THE POTENTIAL OF FLORICULTURE IN THE DIVERSIFICATION OF THE CASH CROP ECONOMY OF UGANDA
The demand for cut flowers and pot plants in some European countries has more than doubled over the last ten years and is steadily increasing. The area under cultivation with ornamental plants in England and Wales was 155 hectares in 1950; this rose to 312 in 1960 and by 1966 it had become 414 hectares (Sheard, 1968). In Denmark, the area planted to ornamentals was 128 hectares in 1950, this had risen to 291 by 1960 (Link and Wolk, 1969).
Flower use is also changing. Chrysanthemums and Poinsettias, for example, which were at one time in demand only during the Christmas period have become popular throughout the year.
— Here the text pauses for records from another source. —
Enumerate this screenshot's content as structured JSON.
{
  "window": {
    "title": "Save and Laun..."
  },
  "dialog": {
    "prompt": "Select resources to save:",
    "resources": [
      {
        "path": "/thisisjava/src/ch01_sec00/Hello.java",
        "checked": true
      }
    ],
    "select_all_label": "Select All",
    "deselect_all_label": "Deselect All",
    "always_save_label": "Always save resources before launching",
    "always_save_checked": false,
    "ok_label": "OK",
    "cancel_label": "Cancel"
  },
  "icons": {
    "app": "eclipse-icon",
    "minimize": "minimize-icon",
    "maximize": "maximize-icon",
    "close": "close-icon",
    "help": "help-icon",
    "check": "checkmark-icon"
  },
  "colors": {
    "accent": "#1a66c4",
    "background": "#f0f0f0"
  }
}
During winter months, production is expensive in Europe. Large sums of money are spent on the construction, heating and lighting of glasshouses in order to create conditions of light, temperature and humidity which, in many instances, are very similar to the ambient conditions existing in Uganda for a large part of the year. It is estimated that approximately 17 per cent of the expenditure of a glasshouse business is on fuel (Thingholm, personal communication). In some countries, Southern Italy and Sicily, for example, glasshouse expansion is becoming increasingly difficult due to the encroachment of housing for the tourist industry in the urban areas.
The extent of the demand for selected floricultural crops and the regions where this demand exists have been investigated by the Department of Crop Science and Production and research on production techniques is in progress.